There must come a point in every person's life when they wake up with a startling realization: Things cost money.
I know. I know. For those of you geniuses who are already aware of this, it seems rather obvious. For those of you who have not had this earth-shattering revelation, you'll think it's obvious, too, because you won't get it, because you haven't had it yet. It's okay. I was once like you. Yesterday, in fact.
It's time to make decisions about what we're going to do with Laylee for preschool next year. We've always said we'd do a playgroup when she was 2, a homeschool co-op when she was 3, and a formal preschool when she was 4. (Okay, I've always said all of that to Dan while he ate string cheese, wrote code, and nodded at appropriate times.)
Since Laylee is now 4 and registration for the next school year is due, I've been running all over the area checking out preschools and getting my name on waiting lists. The variety of program options is mind-boggling. The price range is wide. I am left doubting that it's even possible for one preschool to be EIGHT TIMES better than another, even if the prices would indicate that it should be.
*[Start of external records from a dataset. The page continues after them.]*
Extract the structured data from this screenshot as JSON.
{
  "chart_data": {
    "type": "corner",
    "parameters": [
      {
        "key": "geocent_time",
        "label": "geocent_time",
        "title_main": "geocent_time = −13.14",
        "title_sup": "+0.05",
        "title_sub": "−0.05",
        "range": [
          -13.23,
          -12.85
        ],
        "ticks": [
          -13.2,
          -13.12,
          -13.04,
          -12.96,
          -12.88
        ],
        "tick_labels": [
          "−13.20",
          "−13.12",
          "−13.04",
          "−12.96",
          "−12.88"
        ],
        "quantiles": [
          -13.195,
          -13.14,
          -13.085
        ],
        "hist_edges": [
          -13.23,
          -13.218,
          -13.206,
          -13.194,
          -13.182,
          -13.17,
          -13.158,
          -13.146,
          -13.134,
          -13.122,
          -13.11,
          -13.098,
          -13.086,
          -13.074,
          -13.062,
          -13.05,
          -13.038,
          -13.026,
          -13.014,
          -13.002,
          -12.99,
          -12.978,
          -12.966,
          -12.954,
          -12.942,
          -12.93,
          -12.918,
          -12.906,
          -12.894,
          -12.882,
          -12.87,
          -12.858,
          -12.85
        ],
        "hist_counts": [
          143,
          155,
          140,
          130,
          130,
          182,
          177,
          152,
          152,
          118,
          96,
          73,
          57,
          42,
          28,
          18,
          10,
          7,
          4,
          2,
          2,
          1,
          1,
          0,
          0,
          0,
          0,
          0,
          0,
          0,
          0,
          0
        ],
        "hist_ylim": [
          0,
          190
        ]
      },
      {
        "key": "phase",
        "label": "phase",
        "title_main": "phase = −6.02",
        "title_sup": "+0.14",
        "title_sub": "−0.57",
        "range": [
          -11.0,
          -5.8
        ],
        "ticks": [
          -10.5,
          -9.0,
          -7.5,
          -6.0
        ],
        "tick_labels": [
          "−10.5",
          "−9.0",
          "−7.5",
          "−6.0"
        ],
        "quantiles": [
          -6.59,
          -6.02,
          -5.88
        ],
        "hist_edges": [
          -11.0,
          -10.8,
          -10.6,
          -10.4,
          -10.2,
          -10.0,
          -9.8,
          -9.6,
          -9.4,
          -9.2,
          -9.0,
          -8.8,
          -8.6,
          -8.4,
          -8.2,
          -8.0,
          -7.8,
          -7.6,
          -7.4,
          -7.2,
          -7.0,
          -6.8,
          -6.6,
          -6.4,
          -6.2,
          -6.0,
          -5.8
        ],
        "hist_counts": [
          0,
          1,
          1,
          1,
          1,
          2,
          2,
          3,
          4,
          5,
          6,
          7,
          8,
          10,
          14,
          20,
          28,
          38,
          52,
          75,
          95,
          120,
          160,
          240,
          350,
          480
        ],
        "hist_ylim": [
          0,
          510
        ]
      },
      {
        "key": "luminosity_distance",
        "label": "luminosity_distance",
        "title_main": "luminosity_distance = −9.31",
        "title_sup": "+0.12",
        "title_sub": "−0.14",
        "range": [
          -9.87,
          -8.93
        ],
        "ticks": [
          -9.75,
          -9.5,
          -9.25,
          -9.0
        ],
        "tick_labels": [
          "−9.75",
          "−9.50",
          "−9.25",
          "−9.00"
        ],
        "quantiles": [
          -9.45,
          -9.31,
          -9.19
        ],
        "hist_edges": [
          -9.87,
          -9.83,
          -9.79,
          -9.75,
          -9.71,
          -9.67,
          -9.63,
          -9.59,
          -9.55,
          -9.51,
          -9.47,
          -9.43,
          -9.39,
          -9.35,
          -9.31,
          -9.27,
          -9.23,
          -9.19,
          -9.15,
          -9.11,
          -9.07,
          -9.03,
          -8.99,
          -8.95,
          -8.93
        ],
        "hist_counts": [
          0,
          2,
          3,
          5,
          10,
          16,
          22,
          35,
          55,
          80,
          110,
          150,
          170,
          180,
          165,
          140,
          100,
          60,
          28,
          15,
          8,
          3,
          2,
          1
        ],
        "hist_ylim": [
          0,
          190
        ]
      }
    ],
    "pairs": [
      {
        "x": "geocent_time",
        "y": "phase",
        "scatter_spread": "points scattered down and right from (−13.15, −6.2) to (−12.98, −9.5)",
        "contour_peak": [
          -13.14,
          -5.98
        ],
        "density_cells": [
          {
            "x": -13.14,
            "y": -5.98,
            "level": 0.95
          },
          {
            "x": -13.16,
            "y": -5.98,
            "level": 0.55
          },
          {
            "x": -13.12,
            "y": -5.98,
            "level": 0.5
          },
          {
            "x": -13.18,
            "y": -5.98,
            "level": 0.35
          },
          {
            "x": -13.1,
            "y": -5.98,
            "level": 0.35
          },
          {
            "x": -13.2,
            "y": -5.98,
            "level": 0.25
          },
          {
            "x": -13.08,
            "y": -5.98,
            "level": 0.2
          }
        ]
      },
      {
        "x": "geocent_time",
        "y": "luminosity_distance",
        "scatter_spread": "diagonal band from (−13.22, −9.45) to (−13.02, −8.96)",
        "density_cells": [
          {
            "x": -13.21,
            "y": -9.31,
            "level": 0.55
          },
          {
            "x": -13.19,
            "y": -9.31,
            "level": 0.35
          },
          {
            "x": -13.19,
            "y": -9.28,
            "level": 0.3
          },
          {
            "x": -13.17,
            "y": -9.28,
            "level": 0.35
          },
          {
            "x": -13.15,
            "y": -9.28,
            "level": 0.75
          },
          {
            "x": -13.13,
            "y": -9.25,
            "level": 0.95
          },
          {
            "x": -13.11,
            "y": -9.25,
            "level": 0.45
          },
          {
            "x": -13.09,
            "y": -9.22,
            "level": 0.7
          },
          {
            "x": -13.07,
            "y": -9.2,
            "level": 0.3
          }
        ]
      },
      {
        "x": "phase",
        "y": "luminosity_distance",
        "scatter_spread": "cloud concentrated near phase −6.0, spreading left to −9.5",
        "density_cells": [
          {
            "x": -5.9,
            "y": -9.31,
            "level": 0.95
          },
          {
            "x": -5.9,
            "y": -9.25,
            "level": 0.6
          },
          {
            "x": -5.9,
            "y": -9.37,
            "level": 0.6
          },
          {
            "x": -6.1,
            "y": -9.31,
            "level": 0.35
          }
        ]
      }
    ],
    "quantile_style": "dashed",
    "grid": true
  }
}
Two nights ago, I told Dan that I had narrowed the choices down and gave him the pros and cons of each one. What? One costs a hundred dollars less per month than the other? I think we have a winner.
Not so fast. They incubate baby chicks at the higher priced school, for the love of Mike! And they're both very reasonably priced for the service they offer.
So Dan said, "Show me the money."
My task yesterday was to look at our expenses for the past few months and make sure we had enough excess income to pay for preschool.
Not only do we not have any excess income, but we're consistently overspending our current budget by several hundred dollars each month. Our budget is conservative enough that we're not getting into debt of any kind, but neither are we moving forward with any of our long-term financial goals, such as replacing the roof on our house, ever traveling again, or avoiding having to work at Wal-Mart well into our nineties.
So now I've finally stared the financial reality of parenthood in the face and it ain't pretty. Pre-yesterday, I would go grocery shopping with a list of ingredients for all the meals I planned to make. If a new recipe called for a $5 garnish, I would throw it in the cart. A family needs to eat, doesn't it, and it was in the recipe so it was non-negotiable. Frequently I would see a new brand of sippy cup that looked fun, a DVD that I NEEDED for only $5.99, a book about how to save money, a $10 six-pack of low-fat/low-calorie diet cupcakes, a pair of $80 ski boots, and just throw them all in the cart.
Dan is always putting money into the bank. Someone needs to spend it, right? Not anymore. From this moment forward, every single expenditure represents a portion of Laylee's preschool fund.
When I let half a container of sour cream go bad: How does it feel to rinse 30 minutes of preschool down the sink? A skirt I adore is on "Clearance" at Eddie Bauer in the size I plan to be six months from now. Is it worth one week of preschool to hang the dream skirt on my wall as a weight-loss talisman?
Can I really trade an entire month of preschool for a sweet pair of leather boots?
I'm finally starting to understand why my mom never bought new shoes.